2016-07-27
Washington, June 24, (UPI) The Supreme Court ruled Monday that juries, not judges alone, must weigh the aggravating factors that lead to a sentence of death. The 7-2 ruling comes in a case out of Arizona, one of nine states where judges could determine whether a crime was heinous enough to deserve the death penalty. It was unclear Monday how many death row inmates would have to be resentenced by juries in those states because of the Supreme Court decision.

"It has been said that most legal controversies turn on two questions: 'Who decides?', and 'Where do you draw the line?'," Justice Ruth Bader Ginsburg said from the bench Monday. "This case presents a question of 'Who decides: judge or jury?' The context is capital murder. The issue, life or death."

Speaking for the court majority, Ginsburg pointed out that two Supreme Court precedents were apparently at war with each other. In 1990's Walton vs. Arizona, the Supreme Court upheld the state's method of allowing a judge to determine whether the elements of a murder meant a convicted defendant should be sentenced to death. However, the Supreme Court decided two years ago in Apprendi vs. New Jersey that the Sixth Amendment forbids "exposing a defendant to a prison term longer than the maximum sentence he could receive based solely on the facts resolved by the jury's verdict," Ginsburg said.

In others words, once a defendant was convicted of one thing, say drug trafficking, a prosecutor could not bring up another unproved violation to lengthen the sentence for drug trafficking. Any fact that lengthened a sentence, and was not part of the original crime, must be ruled on by a jury and proved beyond a reasonable doubt, just like the original crime.

The case that brought Monday's decision began in November 1994 in Maricopa County, Ariz. A missing Wells Fargo armored van was found in the parking lot of a Sun City church. The van's doors were locked, its engine running. The driver, John Magoch, was slumped over the wheel, shot through the head.
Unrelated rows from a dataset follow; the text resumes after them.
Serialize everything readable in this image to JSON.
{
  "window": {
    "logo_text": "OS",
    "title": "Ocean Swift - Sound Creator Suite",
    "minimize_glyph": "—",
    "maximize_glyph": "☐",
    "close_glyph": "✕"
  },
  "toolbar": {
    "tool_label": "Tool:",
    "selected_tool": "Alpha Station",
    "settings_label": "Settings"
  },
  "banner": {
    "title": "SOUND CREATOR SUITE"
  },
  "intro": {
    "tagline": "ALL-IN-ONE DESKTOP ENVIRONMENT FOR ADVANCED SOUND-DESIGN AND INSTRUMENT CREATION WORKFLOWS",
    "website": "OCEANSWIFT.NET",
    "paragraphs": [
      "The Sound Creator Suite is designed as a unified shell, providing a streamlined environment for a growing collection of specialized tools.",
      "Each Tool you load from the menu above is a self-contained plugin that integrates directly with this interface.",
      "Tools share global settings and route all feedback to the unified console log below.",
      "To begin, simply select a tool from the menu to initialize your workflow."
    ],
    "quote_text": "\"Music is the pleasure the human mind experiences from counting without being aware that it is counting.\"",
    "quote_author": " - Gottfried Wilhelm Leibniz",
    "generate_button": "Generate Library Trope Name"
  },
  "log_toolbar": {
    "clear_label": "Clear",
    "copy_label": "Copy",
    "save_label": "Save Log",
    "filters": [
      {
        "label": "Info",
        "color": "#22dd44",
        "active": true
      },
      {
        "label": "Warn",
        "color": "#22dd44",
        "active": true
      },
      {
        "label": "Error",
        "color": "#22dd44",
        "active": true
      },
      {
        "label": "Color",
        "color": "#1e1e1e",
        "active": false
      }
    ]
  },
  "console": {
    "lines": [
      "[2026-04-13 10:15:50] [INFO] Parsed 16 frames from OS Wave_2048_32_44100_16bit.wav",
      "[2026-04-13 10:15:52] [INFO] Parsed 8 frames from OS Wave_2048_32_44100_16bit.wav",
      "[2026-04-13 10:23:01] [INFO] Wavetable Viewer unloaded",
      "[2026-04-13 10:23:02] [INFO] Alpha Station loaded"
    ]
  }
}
Wells Fargo later determined that more than half a million dollars in cash, along with checks and other valuables, was missing from the van.

Suspect Timothy Stuart Ring was eventually captured and a jury convicted him of first-degree murder, conspiracy to commit armed robbery, armed robbery, burglary and theft. The trial judge, acting under the state plan without jury involvement, sentenced him to death.
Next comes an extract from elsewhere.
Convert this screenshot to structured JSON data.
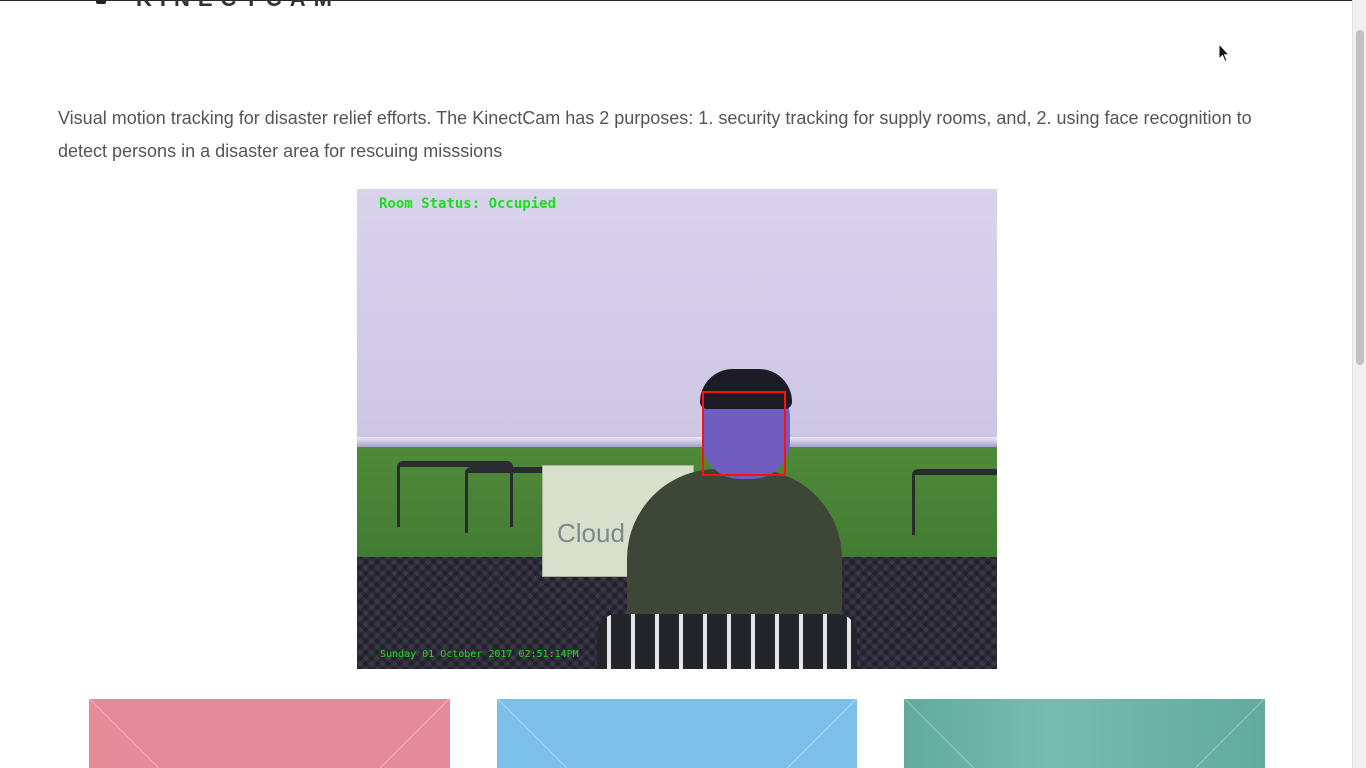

When the Arizona Supreme Court agreed, Ring's attorneys asked the Supreme Court of the United States to intervene. The justices heard argument in April and reversed the lower court on Monday. "The right to trial by jury guaranteed by the Sixth Amendment would be senselessly diminished if it encompassed the fact-finding necessary to increase a defendant's maximum prison term by two years," Ginsburg said for the majority, "but not the fact-finding necessary to put him to death."

Justice Sandra Day O'Connor, joined by Chief Justice William Rehnquist, dissented. "I continue to believe ... that the decision in Apprendi was a serious mistake," O'Connor said. " ... (the ruling) is not required by the Constitution, by history or by our prior cases."

The Supreme Court also handed down a second "son of Apprendi" case decision Monday that went the other way. Writing for a court majority, Justice Anthony Kennedy said the federal law that makes it a felony to use a firearm during any crime of violence or drug trafficking defines a single crime.

William Joseph Harris sold marijuana out of his North Carolina pawnshop with an unconcealed semiautomatic pistol at his side. Once convicted of the federal firearms law, it was up to a judge to decide whether Harris had brandished the weapon and would therefore have his sentence lengthened. Kennedy and a narrow court majority that agreed to bits and pieces of his opinion upheld an appeals court ruling out of Richmond, Va., that said Harris was treated constitutionally. Conservative Justice Clarence Thomas, joined by liberal Justices John Paul Stevens, David Souter and Ginsburg, dissented.

Harris was sentenced to seven years in prison based on a judge's finding that he in fact brandished a weapon, Thomas said, "a fact that was neither charged in his indictment nor proved at trial beyond a reasonable doubt."